Here’s how you can corn beef without adding chemicals—albeit, you’ll reduce the fermentation period to one week (versus the traditional 3-week period). By keeping the meat submerged below the brine’s surface, and in an anaerobic—or air-free—environment, it safely cures.
Once fermented and then cooked, slice corned beef very thin and serve with horseradish sauce or mustard. Or, use on sandwiches or as a savory ingredient in soups and stews. The name “corned” refers to the salt (traditionally “corn-sized” chunks of salt). I, however, use and recommend sea salt.
6 cups water
3/4 cup sea salt
6 cloves garlic
6 bay leaves
1 stick cinnamon
2 tablespoons whole coriander seed
2 tablespoons whole black peppercorns
1 tablespoon juniper berries
2 ½ to 3 pound beef brisket
Bring water and salt to a boil. Let cool.

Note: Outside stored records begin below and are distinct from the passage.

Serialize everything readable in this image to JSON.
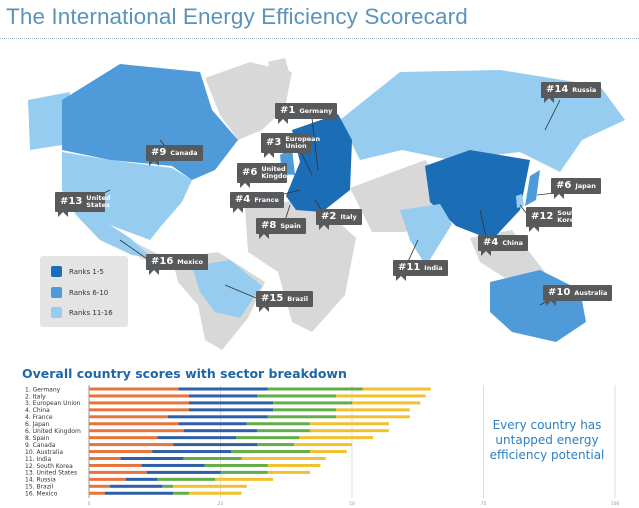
{
  "header": {
    "title": "The International Energy Efficiency Scorecard"
  },
  "colors": {
    "ranks_1_5": "#1b6db6",
    "ranks_6_10": "#4f9ad9",
    "ranks_11_16": "#95ccf0",
    "other_land": "#d8d8d8",
    "callout_bg": "#58595b"
  },
  "map": {
    "callouts": [
      {
        "rank": "#14",
        "name": "Russia"
      },
      {
        "rank": "#1",
        "name": "Germany"
      },
      {
        "rank": "#3",
        "name": "European Union"
      },
      {
        "rank": "#9",
        "name": "Canada"
      },
      {
        "rank": "#6",
        "name": "United Kingdom"
      },
      {
        "rank": "#6",
        "name": "Japan"
      },
      {
        "rank": "#13",
        "name": "United States"
      },
      {
        "rank": "#4",
        "name": "France"
      },
      {
        "rank": "#12",
        "name": "South Korea"
      },
      {
        "rank": "#8",
        "name": "Spain"
      },
      {
        "rank": "#2",
        "name": "Italy"
      },
      {
        "rank": "#4",
        "name": "China"
      },
      {
        "rank": "#16",
        "name": "Mexico"
      },
      {
        "rank": "#11",
        "name": "India"
      },
      {
        "rank": "#10",
        "name": "Australia"
      },
      {
        "rank": "#15",
        "name": "Brazil"
      }
    ],
    "legend": [
      {
        "label": "Ranks 1-5",
        "color": "#1b6db6"
      },
      {
        "label": "Ranks 6-10",
        "color": "#4f9ad9"
      },
      {
        "label": "Ranks 11-16",
        "color": "#95ccf0"
      }
    ]
  },
  "chart_data": {
    "type": "bar",
    "orientation": "horizontal",
    "stacked": true,
    "title": "Overall country scores with sector breakdown",
    "categories": [
      "1. Germany",
      "2. Italy",
      "3. European Union",
      "4. China",
      "4. France",
      "6. Japan",
      "6. United Kingdom",
      "8. Spain",
      "9. Canada",
      "10. Australia",
      "11. India",
      "12. South Korea",
      "13. United States",
      "14. Russia",
      "15. Brazil",
      "16. Mexico"
    ],
    "series": [
      {
        "color": "#e8743b",
        "values": [
          17,
          19,
          19,
          19,
          15,
          17,
          18,
          13,
          16,
          12,
          6,
          10,
          11,
          7,
          4,
          3
        ]
      },
      {
        "color": "#2f5fa6",
        "values": [
          17,
          13,
          16,
          16,
          19,
          13,
          14,
          15,
          16,
          15,
          12,
          12,
          14,
          6,
          10,
          13
        ]
      },
      {
        "color": "#62ad47",
        "values": [
          18,
          15,
          15,
          12,
          13,
          12,
          10,
          12,
          7,
          15,
          11,
          12,
          9,
          11,
          2,
          3
        ]
      },
      {
        "color": "#f2c12e",
        "values": [
          13,
          17,
          13,
          14,
          14,
          15,
          15,
          14,
          11,
          7,
          16,
          10,
          8,
          11,
          14,
          10
        ]
      }
    ],
    "xlim": [
      0,
      100
    ],
    "xticks": [
      "0",
      "25",
      "50",
      "75",
      "100"
    ],
    "grid": true,
    "annotation": "Every country has untapped energy efficiency potential"
  }
}
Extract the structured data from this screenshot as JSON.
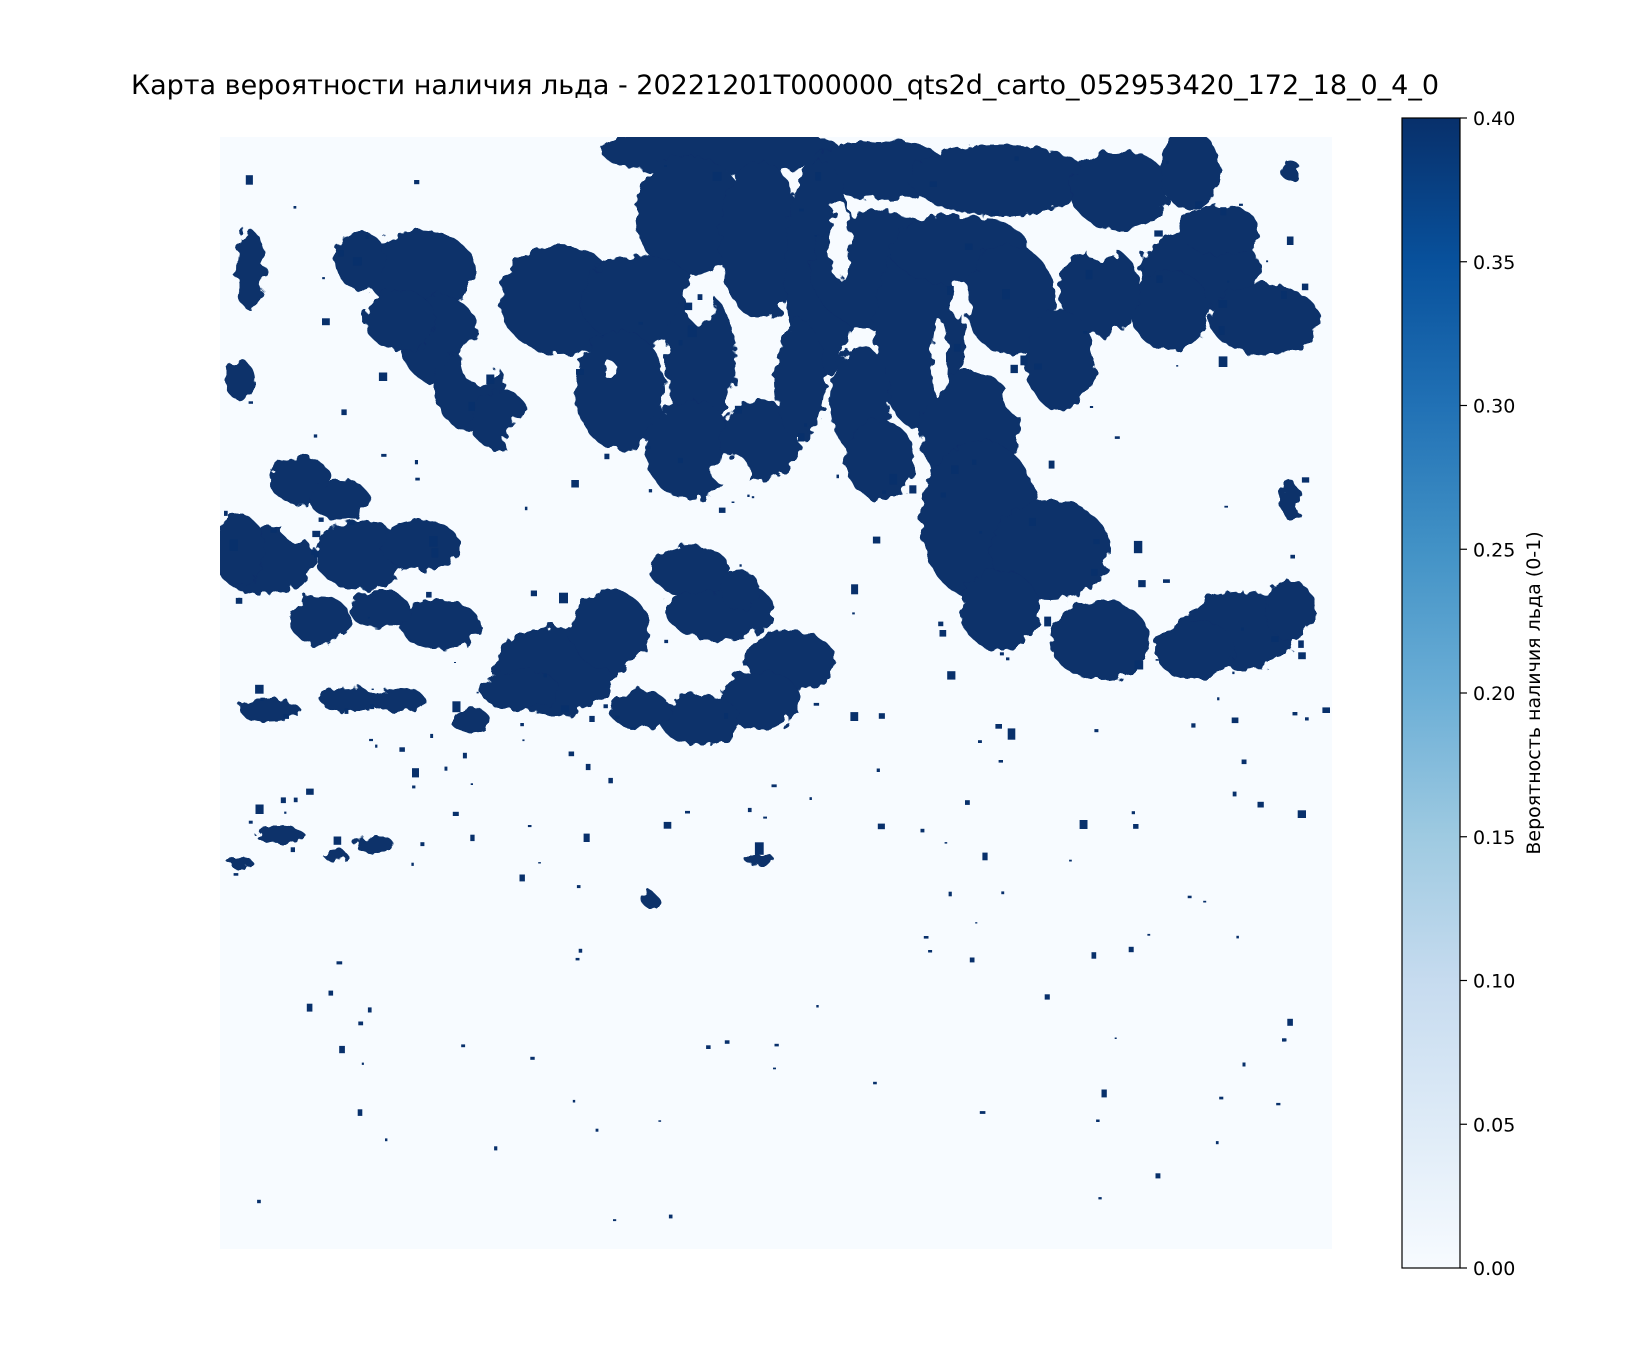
{
  "chart_data": {
    "type": "heatmap",
    "title": "Карта вероятности наличия льда - 20221201T000000_qts2d_carto_052953420_172_18_0_4_0",
    "xlabel": "",
    "ylabel": "",
    "axes_visible": false,
    "grid": false,
    "colormap": "Blues",
    "value_range": [
      0.0,
      0.4
    ],
    "background_value": 0.0,
    "ice_value": 0.4,
    "colorbar": {
      "label": "Вероятность наличия льда (0-1)",
      "ticks": [
        "0.00",
        "0.05",
        "0.10",
        "0.15",
        "0.20",
        "0.25",
        "0.30",
        "0.35",
        "0.40"
      ],
      "position": "right"
    },
    "colors": {
      "low": "#f7fbff",
      "mid": "#6baed6",
      "high": "#08306b"
    }
  }
}
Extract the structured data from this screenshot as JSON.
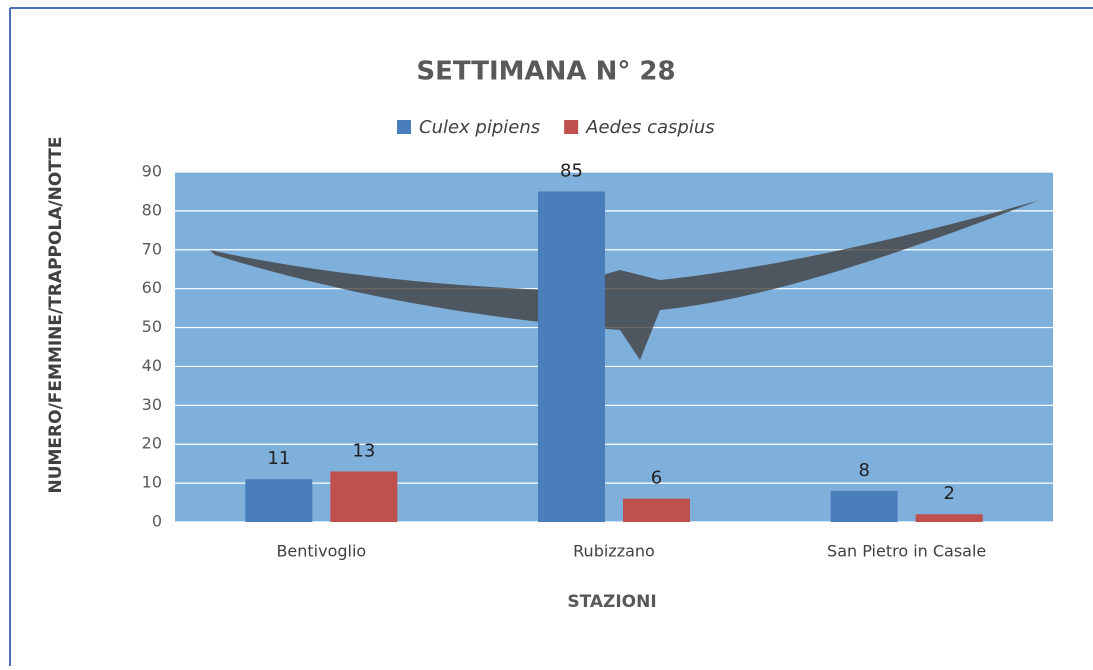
{
  "chart_data": {
    "type": "bar",
    "title": "SETTIMANA N° 28",
    "x_label": "STAZIONI",
    "y_label": "NUMERO/FEMMINE/TRAPPOLA/NOTTE",
    "categories": [
      "Bentivoglio",
      "Rubizzano",
      "San Pietro in Casale"
    ],
    "series": [
      {
        "name": "Culex pipiens",
        "color": "#4a7ebb",
        "values": [
          11,
          85,
          8
        ]
      },
      {
        "name": "Aedes caspius",
        "color": "#c0504d",
        "values": [
          13,
          6,
          2
        ]
      }
    ],
    "ylim": [
      0,
      90
    ],
    "yticks": [
      0,
      10,
      20,
      30,
      40,
      50,
      60,
      70,
      80,
      90
    ],
    "grid": true,
    "legend": "top"
  }
}
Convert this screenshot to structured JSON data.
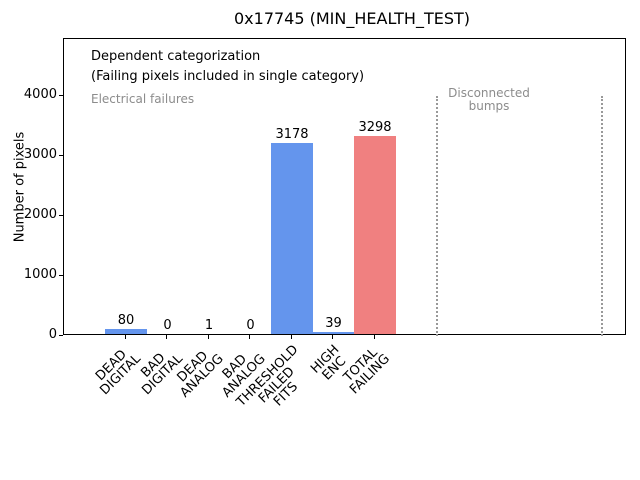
{
  "chart_data": {
    "type": "bar",
    "title": "0x17745 (MIN_HEALTH_TEST)",
    "xlabel": "",
    "ylabel": "Number of pixels",
    "ylim": [
      0,
      4950
    ],
    "yticks": [
      "0",
      "1000",
      "2000",
      "3000",
      "4000"
    ],
    "grid": false,
    "legend": null,
    "categories": [
      "DEAD\nDIGITAL",
      "BAD\nDIGITAL",
      "DEAD\nANALOG",
      "BAD\nANALOG",
      "THRESHOLD\nFAILED\nFITS",
      "HIGH\nENC",
      "TOTAL\nFAILING"
    ],
    "values": [
      80,
      0,
      1,
      0,
      3178,
      39,
      3298
    ],
    "value_labels": [
      "80",
      "0",
      "1",
      "0",
      "3178",
      "39",
      "3298"
    ],
    "bar_colors": [
      "#6495ed",
      "#6495ed",
      "#6495ed",
      "#6495ed",
      "#6495ed",
      "#6495ed",
      "#f08080"
    ],
    "annotations": {
      "dependent_line1": "Dependent categorization",
      "dependent_line2": "(Failing pixels included in single category)",
      "electrical": "Electrical failures",
      "disconnected": "Disconnected\nbumps"
    },
    "colors": {
      "bar_blue": "#6495ed",
      "bar_red": "#f08080",
      "annotation_gray": "#8c8c8c",
      "separator_gray": "#999999",
      "axis_black": "#000000",
      "background": "#ffffff"
    }
  }
}
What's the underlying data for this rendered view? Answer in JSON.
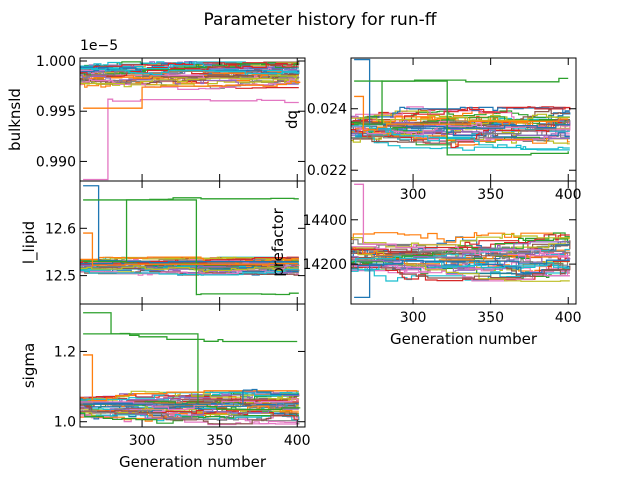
{
  "figure": {
    "title": "Parameter history for run-ff"
  },
  "chart_data": [
    {
      "type": "line",
      "name": "bulknsld",
      "ylabel": "bulknsld",
      "xlabel": "",
      "xlim": [
        260,
        405
      ],
      "ylim": [
        0.98805,
        1.0003
      ],
      "offset_text": "1e−5",
      "yticks": [
        0.99,
        0.995,
        1.0
      ],
      "ytick_labels": [
        "0.990",
        "0.995",
        "1.000"
      ],
      "xticks": [
        300,
        350,
        400
      ],
      "xtick_labels": [],
      "series_count": 40,
      "value_center": 0.9985,
      "value_spread": 0.0009,
      "notable": [
        {
          "color": "#e377c2",
          "start": 0.9882,
          "jump_at": 278,
          "end": 0.9962
        },
        {
          "color": "#ff7f0e",
          "start": 0.9953,
          "jump_at": 300,
          "end": 0.9974
        }
      ]
    },
    {
      "type": "line",
      "name": "dq",
      "ylabel": "dq",
      "xlabel": "",
      "xlim": [
        260,
        405
      ],
      "ylim": [
        0.02165,
        0.02565
      ],
      "yticks": [
        0.022,
        0.024
      ],
      "ytick_labels": [
        "0.022",
        "0.024"
      ],
      "xticks": [
        300,
        350,
        400
      ],
      "xtick_labels": [
        "300",
        "350",
        "400"
      ],
      "series_count": 40,
      "value_center": 0.02335,
      "value_spread": 0.00045,
      "notable": [
        {
          "color": "#1f77b4",
          "start": 0.0256,
          "jump_at": 272,
          "end": 0.0235
        },
        {
          "color": "#2ca02c",
          "start": 0.0235,
          "jump_at": 280,
          "end": 0.0249
        },
        {
          "color": "#2ca02c",
          "start": 0.0249,
          "jump_at": 322,
          "end": 0.0225
        },
        {
          "color": "#ff7f0e",
          "start": 0.0244,
          "jump_at": 268,
          "end": 0.0233
        }
      ]
    },
    {
      "type": "line",
      "name": "l_lipid",
      "ylabel": "l_lipid",
      "xlabel": "",
      "xlim": [
        260,
        405
      ],
      "ylim": [
        12.44,
        12.7
      ],
      "yticks": [
        12.5,
        12.6
      ],
      "ytick_labels": [
        "12.5",
        "12.6"
      ],
      "xticks": [
        300,
        350,
        400
      ],
      "xtick_labels": [],
      "series_count": 40,
      "value_center": 12.52,
      "value_spread": 0.012,
      "notable": [
        {
          "color": "#1f77b4",
          "start": 12.69,
          "jump_at": 272,
          "end": 12.53
        },
        {
          "color": "#2ca02c",
          "start": 12.53,
          "jump_at": 290,
          "end": 12.66
        },
        {
          "color": "#2ca02c",
          "start": 12.66,
          "jump_at": 335,
          "end": 12.46
        },
        {
          "color": "#ff7f0e",
          "start": 12.59,
          "jump_at": 268,
          "end": 12.52
        }
      ]
    },
    {
      "type": "line",
      "name": "prefactor",
      "ylabel": "prefactor",
      "xlabel": "Generation number",
      "xlim": [
        260,
        405
      ],
      "ylim": [
        14020,
        14575
      ],
      "yticks": [
        14200,
        14400
      ],
      "ytick_labels": [
        "14200",
        "14400"
      ],
      "xticks": [
        300,
        350,
        400
      ],
      "xtick_labels": [
        "300",
        "350",
        "400"
      ],
      "series_count": 40,
      "value_center": 14230,
      "value_spread": 70,
      "notable": [
        {
          "color": "#e377c2",
          "start": 14560,
          "jump_at": 268,
          "end": 14290
        },
        {
          "color": "#1f77b4",
          "start": 14050,
          "jump_at": 272,
          "end": 14200
        }
      ]
    },
    {
      "type": "line",
      "name": "sigma",
      "ylabel": "sigma",
      "xlabel": "Generation number",
      "xlim": [
        260,
        405
      ],
      "ylim": [
        0.985,
        1.335
      ],
      "yticks": [
        1.0,
        1.2
      ],
      "ytick_labels": [
        "1.0",
        "1.2"
      ],
      "xticks": [
        300,
        350,
        400
      ],
      "xtick_labels": [
        "300",
        "350",
        "400"
      ],
      "series_count": 40,
      "value_center": 1.04,
      "value_spread": 0.03,
      "notable": [
        {
          "color": "#2ca02c",
          "start": 1.31,
          "jump_at": 280,
          "end": 1.25
        },
        {
          "color": "#2ca02c",
          "start": 1.25,
          "jump_at": 336,
          "end": 1.05
        },
        {
          "color": "#ff7f0e",
          "start": 1.19,
          "jump_at": 268,
          "end": 1.06
        },
        {
          "color": "#1f77b4",
          "start": 1.05,
          "jump_at": 365,
          "end": 1.09
        }
      ]
    }
  ],
  "palette": [
    "#1f77b4",
    "#ff7f0e",
    "#2ca02c",
    "#d62728",
    "#9467bd",
    "#8c564b",
    "#e377c2",
    "#7f7f7f",
    "#bcbd22",
    "#17becf"
  ]
}
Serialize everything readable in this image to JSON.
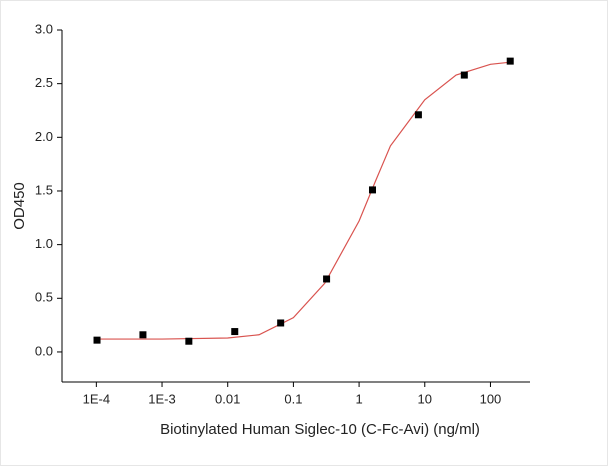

Place spices and brisket in a deep enameled pot, wide-mouthed gallon glass jar, a non-reactive container, or in a zipper-style plastic freezer bag. Cut the meat in half, if necessary, to fit into the container.
Cover the meat with the cooled brine. To keep the brisket submerged, weigh it down with clean rocks or a water-filled, tightly capped jar. Cover the container. Cure in the refrigerator for one week, turning the meat after 3 days.
Drain and discard the brine. Soak the meat in fresh water for 10 to 15 minutes to reduce the salt. Discard soaking water. Place the meat in a deep pot, cover with fresh water and (optional, add an onion, carrot, celery stalk and fresh spices such as those used in the brine) simmer for 2 ½ to 3 hours or until fork tender.
Remove the meat; to serve some hot, slice very thin as it’s concentrated. Reserve the broth for use as a stock and discard the onion, carrot and celery. Press the remaining meat into a container into which it just fits; cover and refrigerate with a weight (like a jar filled with water) pressing down upon it. The moisture pressed from the meat forms a delicious jellied coating. Refrigerated, corned beef holds well for up to a week.
Note: My corned beef guru does not use saltpeter; and he brines meat for the traditional three-week period. Health safety, however, advises the addition of sodium nitrite to meat aged over one week as botulism can form in improperly cured meat.
For New England Boiled Dinner, simmer parsnips, carrots, rutabagas, onions, potatoes and cabbage in some of the stock that remains after cooking the beef. (Taste the stock for saltiness and, as necessary, dilute.) Serve these vegetables with the corned beef.
For Red Flannel Hash combine New England Boiled Dinner leftovers plus some grated beet and cook, with fat, in a skillet until browned.